GLENDALE — A majority of voters would support extending the Measure K school bond to bring in more money for cash-starved Glendale Unified, even if it were to be spent on salaries or top shelf projects like a new gym, according to a survey released this week by the district's consultant.
If those crème expenses were removed from the scope of the bond extension, voter support jumped from 59% to nearly 65% approval, said Tim McLarney, president of True North Research, the survey firm hired by the school board.
If extended, Measure K would preserve property tax levels to supplement reduced state funding and maintain plans to upgrade school classrooms and facilities.
District officials have said revenue from a bond extension or parcel tax would be tied to programs or construction costs, not personnel expenses, which were included in the survey to gauge negative opinion.
But even with a grassroots group organized by parents to support a parcel tax extensions, school district officials have been wary of putting it on the ballot given the budget pinch being felt among residents during the economic downturn.
"Many of the pieces we want to see in place for a measure to be successful are in place," McLarney told board members on Tuesday. "You have a very solid base line support for the measure, you have popular projects … and you have a number of arguments that resonate."
Extending the 1997 general obligation bond would maintain property tax rates for a fixed number of years into the future, phasing in around 2017 as income from the current lifespan of the bond starts to drop off. Successful passage requires 55% voter approval.
Surveyors presented several questionnaires during the summer. One featured arguments against the bond extension based on the economic recession, administrative mismanagement and bloated public employee salaries and pensions. Even with negative framing of the extension, 59% of respondents said they'd approve it in the 2011 April election, McLarney said.
"The real telling question is after these negatives, what happens to your support," he said. "It ticks down, but…you're still at that threshold needed for passage."
District officials submitted an insolvent budget to county regulators in June, and continue to project deficit spending through 2012-13.

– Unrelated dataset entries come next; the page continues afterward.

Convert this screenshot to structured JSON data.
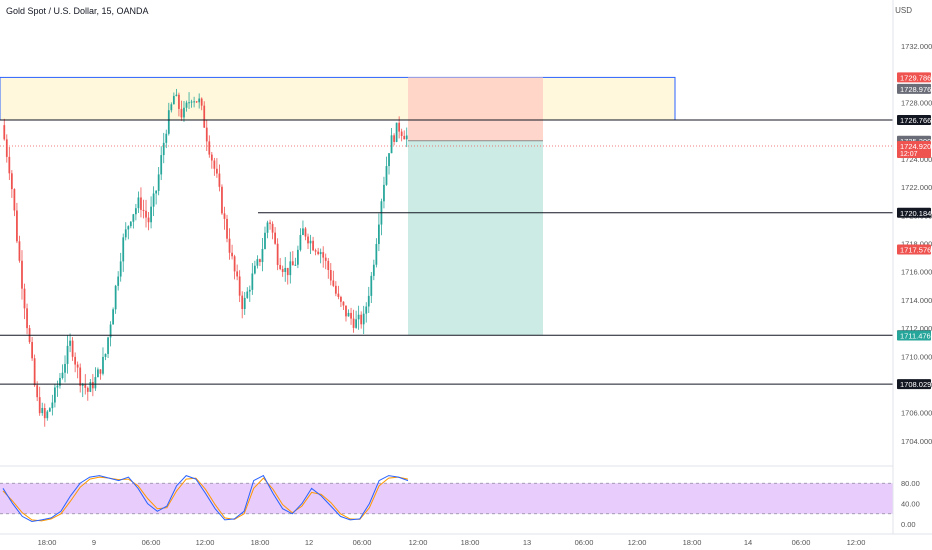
{
  "header": {
    "title": "Gold Spot / U.S. Dollar, 15, OANDA",
    "currency": "USD"
  },
  "colors": {
    "up": "#26a69a",
    "down": "#ef5350",
    "axis_text": "#555555",
    "resistance_zone_fill": "#fff8dc",
    "resistance_zone_border": "#2962ff",
    "stop_zone_fill": "#ffd2c5",
    "target_zone_fill": "#cdebe5",
    "stoch_band_fill": "#e8ccfb",
    "stoch_k": "#2962ff",
    "stoch_d": "#ff9800"
  },
  "chart_data": {
    "type": "candlestick",
    "ylim": [
      1703,
      1734
    ],
    "y_ticks": [
      "1704.000",
      "1706.000",
      "1708.000",
      "1710.000",
      "1712.000",
      "1714.000",
      "1716.000",
      "1718.000",
      "1720.000",
      "1722.000",
      "1724.000",
      "1728.000",
      "1732.000"
    ],
    "x_ticks": [
      "18:00",
      "9",
      "06:00",
      "12:00",
      "18:00",
      "12",
      "06:00",
      "12:00",
      "18:00",
      "13",
      "06:00",
      "12:00",
      "18:00",
      "14",
      "06:00",
      "12:00"
    ],
    "close_path": [
      1726.4,
      1723,
      1717,
      1712,
      1707,
      1705.5,
      1707,
      1709,
      1711,
      1708.5,
      1707.5,
      1708.5,
      1710,
      1714,
      1718,
      1720,
      1721,
      1719.5,
      1722,
      1726,
      1728.5,
      1727,
      1728.5,
      1728,
      1725,
      1722.5,
      1719,
      1716,
      1713.5,
      1715.5,
      1717,
      1720,
      1717,
      1716,
      1716.5,
      1719,
      1718,
      1717.5,
      1716,
      1714,
      1713,
      1712.4,
      1712.6,
      1716,
      1721,
      1725,
      1726.3,
      1725.6
    ],
    "prices_labels": [
      {
        "value": 1729.786,
        "label": "1729.786",
        "kind": "red"
      },
      {
        "value": 1728.976,
        "label": "1728.976",
        "kind": "gray"
      },
      {
        "value": 1726.766,
        "label": "1726.766",
        "kind": "black"
      },
      {
        "value": 1725.29,
        "label": "1725.290",
        "kind": "gray"
      },
      {
        "value": 1724.92,
        "label": "1724.920",
        "kind": "red",
        "sub": "12:07"
      },
      {
        "value": 1720.184,
        "label": "1720.184",
        "kind": "black"
      },
      {
        "value": 1717.576,
        "label": "1717.576",
        "kind": "red"
      },
      {
        "value": 1711.496,
        "label": "1711.496",
        "kind": "black"
      },
      {
        "value": 1711.476,
        "label": "1711.476",
        "kind": "green"
      },
      {
        "value": 1708.029,
        "label": "1708.029",
        "kind": "black"
      }
    ],
    "horizontal_levels": [
      1726.766,
      1720.184,
      1711.496,
      1708.029
    ],
    "resistance_zone": [
      1726.766,
      1729.786
    ],
    "position": {
      "entry": 1725.29,
      "stop": 1729.786,
      "target": 1711.496
    },
    "current_price": 1724.92,
    "oscillator": {
      "type": "stochastic",
      "y_ticks": [
        "80.00",
        "40.00",
        "0.00"
      ],
      "band": [
        20,
        80
      ],
      "k_path": [
        70,
        40,
        15,
        5,
        8,
        12,
        25,
        55,
        80,
        92,
        95,
        90,
        85,
        92,
        70,
        40,
        25,
        35,
        75,
        95,
        88,
        60,
        30,
        8,
        10,
        25,
        85,
        95,
        60,
        30,
        20,
        40,
        70,
        55,
        35,
        15,
        8,
        10,
        40,
        85,
        95,
        92,
        85
      ],
      "d_path": [
        65,
        45,
        22,
        8,
        6,
        10,
        20,
        45,
        72,
        88,
        92,
        90,
        87,
        88,
        75,
        50,
        30,
        32,
        65,
        88,
        90,
        68,
        38,
        12,
        9,
        20,
        70,
        90,
        68,
        38,
        22,
        35,
        62,
        58,
        42,
        20,
        10,
        9,
        32,
        75,
        90,
        92,
        88
      ]
    }
  }
}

In October, the Board of Education is expected to discuss the feasibility of putting a bond extension on the 2011 ballot, Supt. Dick Sheehan said.
"I would say, it appears likely we'll be moving forward, but there's a lot of work ahead of us," he said.
SOS Glendale, the parent group that formed to support a parcel tax, will begin redesigning its website and bringing members to support a potential bond extension campaign, said Chairman Edward Bash.
"I think it's a good solution to a long term problem, and I think it makes sense for everybody, the homeowners, the parents, the school district — I think it's a good way to go," he said. "I think the danger is everybody is going to become complacent and think all the [financial] problems are solved, but they're really not."
School board Vice President Joylene Wagner said she feared skeptics might vote against the extension, thinking the bond and ensuing tax rise were too recent to be successfully extended.
"A generation of students have passed through in this time…in case someone thinks, 'Oh, you just got the money,'" she said.
The bond was the largest ever in Glendale Unified and built Cerritos, Columbus, Edison elementary schools, and Daily High School, said Ken Kaplan, chairman of the Measure K Advisory Board Committee.
"By any measuring stick or metric you look at, it came in early, returned money to taxpayers, four new schools were built, and every school got touched or repaired," he said. "I think it was a huge success."